Veggie Panini

4 tsp. olive oil, divided

1/2 red onion, thinly sliced

1 lb. mushrooms, stems removed and diced

2 cloves garlic, minced

1 Tbsp. chopped fresh thyme

1/4 tsp. salt

1 Tbsp. balsamic vinegar

4 oz. goat cheese

1 loaf ciabatta bread, cut into 8 slices

1 jar roasted red Italian peppers, sliced

1 cup spinach

In a medium pan over medium-low heat, heat 2 teaspoons olive oil. Add onions and cook until slightly caramelized, about 15 minutes. Transfer to a medium bowl and set aside.

In the same pan over medium-high heat, heat remaining 2 teaspoons oil. Add mushrooms and cook about 10 minutes.
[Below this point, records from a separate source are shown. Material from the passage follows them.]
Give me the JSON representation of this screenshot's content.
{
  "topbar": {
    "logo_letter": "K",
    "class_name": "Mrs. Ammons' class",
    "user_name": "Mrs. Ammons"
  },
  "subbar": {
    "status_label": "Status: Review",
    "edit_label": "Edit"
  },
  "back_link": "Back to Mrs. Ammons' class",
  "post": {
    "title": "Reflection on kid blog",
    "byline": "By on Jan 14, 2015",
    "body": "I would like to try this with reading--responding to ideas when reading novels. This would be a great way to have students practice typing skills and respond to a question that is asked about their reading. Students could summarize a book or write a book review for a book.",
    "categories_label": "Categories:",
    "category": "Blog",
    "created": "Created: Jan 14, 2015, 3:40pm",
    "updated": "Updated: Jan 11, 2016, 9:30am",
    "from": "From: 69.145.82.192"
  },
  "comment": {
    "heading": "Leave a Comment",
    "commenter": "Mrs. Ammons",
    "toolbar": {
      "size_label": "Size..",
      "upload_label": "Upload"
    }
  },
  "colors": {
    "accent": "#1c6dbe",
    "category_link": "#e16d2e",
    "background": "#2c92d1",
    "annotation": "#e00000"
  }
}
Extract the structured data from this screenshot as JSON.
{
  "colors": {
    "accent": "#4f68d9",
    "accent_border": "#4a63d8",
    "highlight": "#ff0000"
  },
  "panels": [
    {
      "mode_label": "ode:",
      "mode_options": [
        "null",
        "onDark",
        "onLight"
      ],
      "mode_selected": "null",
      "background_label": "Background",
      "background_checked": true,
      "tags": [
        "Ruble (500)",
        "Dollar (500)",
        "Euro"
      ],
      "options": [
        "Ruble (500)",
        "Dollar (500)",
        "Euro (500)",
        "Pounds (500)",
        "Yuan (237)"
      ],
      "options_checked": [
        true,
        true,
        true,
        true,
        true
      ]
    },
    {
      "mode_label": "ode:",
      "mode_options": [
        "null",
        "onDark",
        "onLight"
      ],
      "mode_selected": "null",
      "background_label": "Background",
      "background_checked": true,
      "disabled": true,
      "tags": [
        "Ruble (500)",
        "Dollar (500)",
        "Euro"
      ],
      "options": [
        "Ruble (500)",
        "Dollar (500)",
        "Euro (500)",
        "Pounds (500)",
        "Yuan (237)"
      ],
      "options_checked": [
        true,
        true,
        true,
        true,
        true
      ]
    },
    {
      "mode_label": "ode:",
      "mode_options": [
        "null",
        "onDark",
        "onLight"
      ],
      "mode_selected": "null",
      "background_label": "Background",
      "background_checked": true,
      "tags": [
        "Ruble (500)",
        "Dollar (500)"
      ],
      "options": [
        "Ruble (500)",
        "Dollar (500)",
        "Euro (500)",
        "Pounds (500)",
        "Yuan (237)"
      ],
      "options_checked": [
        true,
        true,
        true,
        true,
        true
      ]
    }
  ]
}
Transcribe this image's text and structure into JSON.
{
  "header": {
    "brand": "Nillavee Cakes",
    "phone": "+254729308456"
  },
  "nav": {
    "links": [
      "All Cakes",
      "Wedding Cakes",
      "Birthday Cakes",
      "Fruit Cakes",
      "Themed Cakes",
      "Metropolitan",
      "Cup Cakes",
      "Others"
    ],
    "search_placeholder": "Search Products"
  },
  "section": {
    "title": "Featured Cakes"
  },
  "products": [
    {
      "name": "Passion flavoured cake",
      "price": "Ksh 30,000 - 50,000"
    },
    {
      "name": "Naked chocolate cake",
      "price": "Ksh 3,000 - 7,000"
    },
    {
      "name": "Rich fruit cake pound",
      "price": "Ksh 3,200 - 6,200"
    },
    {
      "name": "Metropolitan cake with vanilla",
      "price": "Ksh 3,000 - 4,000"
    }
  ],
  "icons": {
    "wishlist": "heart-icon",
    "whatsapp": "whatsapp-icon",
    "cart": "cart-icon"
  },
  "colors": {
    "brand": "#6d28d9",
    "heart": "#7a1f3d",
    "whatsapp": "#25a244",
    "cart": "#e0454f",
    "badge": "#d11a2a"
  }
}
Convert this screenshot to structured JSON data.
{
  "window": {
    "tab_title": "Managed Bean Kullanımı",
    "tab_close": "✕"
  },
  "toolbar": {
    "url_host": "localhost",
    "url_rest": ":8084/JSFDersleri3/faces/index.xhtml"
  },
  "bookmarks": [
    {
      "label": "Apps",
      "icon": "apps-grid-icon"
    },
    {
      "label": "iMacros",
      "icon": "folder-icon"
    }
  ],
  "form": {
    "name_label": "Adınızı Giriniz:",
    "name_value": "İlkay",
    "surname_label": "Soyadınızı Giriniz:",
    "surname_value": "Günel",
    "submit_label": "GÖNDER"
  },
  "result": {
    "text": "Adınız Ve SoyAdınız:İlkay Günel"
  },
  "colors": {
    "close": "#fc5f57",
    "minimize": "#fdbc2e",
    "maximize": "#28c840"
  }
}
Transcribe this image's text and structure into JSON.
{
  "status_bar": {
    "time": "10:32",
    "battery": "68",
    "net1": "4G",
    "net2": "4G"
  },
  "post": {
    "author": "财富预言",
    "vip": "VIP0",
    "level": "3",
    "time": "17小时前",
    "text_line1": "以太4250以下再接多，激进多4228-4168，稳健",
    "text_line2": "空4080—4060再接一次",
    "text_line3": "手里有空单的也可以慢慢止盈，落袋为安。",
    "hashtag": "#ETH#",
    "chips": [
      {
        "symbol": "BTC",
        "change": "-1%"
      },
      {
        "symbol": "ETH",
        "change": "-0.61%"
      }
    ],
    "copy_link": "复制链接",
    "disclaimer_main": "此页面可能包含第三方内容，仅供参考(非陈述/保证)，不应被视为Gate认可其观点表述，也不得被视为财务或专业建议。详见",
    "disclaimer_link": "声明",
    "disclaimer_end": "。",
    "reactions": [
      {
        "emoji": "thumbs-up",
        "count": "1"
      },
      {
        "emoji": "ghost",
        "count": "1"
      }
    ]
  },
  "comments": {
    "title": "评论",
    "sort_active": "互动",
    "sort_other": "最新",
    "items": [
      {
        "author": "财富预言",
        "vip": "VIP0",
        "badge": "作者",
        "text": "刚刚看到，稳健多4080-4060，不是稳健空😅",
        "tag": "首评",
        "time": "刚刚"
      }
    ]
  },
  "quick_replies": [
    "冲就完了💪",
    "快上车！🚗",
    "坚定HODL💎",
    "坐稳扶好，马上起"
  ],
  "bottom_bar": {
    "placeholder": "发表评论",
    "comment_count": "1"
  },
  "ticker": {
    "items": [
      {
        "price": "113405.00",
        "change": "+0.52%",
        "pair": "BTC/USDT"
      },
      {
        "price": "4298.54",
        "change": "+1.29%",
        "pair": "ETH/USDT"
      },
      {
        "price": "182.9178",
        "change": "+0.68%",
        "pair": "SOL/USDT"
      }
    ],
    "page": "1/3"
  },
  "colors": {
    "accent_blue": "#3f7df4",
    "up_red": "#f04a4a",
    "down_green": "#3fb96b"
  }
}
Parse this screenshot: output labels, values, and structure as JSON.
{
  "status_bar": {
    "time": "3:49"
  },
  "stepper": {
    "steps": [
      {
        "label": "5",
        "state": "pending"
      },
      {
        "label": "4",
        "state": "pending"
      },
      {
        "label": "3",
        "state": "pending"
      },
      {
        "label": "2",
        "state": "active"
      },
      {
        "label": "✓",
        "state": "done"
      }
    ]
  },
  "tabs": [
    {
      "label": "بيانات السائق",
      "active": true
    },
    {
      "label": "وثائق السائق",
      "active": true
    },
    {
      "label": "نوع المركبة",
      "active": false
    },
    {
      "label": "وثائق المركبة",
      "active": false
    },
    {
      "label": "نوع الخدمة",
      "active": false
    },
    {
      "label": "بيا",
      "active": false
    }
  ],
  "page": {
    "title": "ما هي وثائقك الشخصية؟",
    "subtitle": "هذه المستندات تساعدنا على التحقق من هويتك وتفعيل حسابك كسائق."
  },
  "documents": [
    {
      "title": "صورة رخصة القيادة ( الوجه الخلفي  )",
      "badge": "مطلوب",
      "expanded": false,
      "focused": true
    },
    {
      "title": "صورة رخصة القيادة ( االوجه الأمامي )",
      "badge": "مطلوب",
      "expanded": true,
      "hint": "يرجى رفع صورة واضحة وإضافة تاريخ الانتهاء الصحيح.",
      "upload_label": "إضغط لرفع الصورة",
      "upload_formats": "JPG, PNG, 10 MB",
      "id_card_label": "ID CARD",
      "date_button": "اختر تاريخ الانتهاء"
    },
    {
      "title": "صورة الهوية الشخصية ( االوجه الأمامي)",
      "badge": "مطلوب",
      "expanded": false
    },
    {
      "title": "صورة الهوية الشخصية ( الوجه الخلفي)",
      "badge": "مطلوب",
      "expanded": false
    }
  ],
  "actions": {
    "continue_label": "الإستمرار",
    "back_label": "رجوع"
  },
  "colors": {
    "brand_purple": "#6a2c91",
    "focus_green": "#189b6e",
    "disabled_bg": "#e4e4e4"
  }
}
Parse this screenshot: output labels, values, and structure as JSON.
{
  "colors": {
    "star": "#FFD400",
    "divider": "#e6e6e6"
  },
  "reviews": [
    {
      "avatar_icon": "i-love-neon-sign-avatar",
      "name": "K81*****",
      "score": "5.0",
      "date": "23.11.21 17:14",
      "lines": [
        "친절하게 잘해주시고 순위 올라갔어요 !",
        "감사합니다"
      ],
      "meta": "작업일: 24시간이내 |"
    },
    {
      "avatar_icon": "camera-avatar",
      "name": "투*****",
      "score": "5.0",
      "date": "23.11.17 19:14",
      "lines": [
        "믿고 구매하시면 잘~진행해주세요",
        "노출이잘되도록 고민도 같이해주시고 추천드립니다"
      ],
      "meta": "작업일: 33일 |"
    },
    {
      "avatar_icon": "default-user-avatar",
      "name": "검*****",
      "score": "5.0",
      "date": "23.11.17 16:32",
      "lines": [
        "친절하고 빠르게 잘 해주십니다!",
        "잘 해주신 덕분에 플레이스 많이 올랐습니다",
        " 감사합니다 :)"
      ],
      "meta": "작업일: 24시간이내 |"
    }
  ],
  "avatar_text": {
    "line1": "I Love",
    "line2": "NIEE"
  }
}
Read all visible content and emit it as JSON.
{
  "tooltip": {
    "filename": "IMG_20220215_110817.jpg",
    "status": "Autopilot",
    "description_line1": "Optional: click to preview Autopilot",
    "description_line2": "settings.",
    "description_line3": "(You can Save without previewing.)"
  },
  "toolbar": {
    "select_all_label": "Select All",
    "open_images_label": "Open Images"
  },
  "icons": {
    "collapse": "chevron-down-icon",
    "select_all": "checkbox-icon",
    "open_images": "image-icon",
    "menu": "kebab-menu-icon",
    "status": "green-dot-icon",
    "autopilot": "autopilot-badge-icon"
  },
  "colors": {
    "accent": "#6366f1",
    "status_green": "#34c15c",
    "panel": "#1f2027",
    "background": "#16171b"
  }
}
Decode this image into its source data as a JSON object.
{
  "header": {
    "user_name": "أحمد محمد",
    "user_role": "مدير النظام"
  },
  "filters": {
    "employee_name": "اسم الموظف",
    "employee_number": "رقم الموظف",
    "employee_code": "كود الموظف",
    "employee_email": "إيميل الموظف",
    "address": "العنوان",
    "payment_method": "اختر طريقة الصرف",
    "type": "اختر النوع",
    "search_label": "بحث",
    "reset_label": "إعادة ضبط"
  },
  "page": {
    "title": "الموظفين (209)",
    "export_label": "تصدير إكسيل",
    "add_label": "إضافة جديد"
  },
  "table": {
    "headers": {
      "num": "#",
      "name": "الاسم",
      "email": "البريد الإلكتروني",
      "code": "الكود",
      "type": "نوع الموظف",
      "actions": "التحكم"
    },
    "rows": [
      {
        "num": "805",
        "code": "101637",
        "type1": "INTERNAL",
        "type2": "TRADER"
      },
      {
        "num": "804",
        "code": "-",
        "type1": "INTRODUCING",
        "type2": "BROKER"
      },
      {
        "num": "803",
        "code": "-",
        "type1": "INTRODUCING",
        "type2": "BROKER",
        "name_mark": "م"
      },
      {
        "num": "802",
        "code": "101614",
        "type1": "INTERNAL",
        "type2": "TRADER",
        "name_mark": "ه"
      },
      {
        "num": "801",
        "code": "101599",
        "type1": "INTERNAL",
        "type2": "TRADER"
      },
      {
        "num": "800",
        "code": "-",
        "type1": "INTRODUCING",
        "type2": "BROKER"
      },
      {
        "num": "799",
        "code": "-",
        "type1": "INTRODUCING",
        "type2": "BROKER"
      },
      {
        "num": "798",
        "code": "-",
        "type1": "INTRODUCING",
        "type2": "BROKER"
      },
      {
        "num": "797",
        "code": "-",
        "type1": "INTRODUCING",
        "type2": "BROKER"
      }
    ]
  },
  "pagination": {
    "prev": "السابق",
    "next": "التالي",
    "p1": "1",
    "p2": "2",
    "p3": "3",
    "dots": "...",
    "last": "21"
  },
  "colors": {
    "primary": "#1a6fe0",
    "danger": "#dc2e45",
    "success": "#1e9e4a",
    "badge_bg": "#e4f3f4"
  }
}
Stir in garlic and cook 1 minute. Transfer to bowl with onions. Add thyme, salt, balsamic vinegar and goat cheese. Stir to combine.

Turn on panini press.

Brush the inside of each slice of bread with olive oil and drizzle with balsamic vinegar. Spoon mushroom mixture evenly onto one half of each sandwich. Top with roasted peppers and spinach. Place other half of bread on top.

Transfer to panini press and cook 4 to 5 minutes. Flip and cook 3 to 4 minutes more.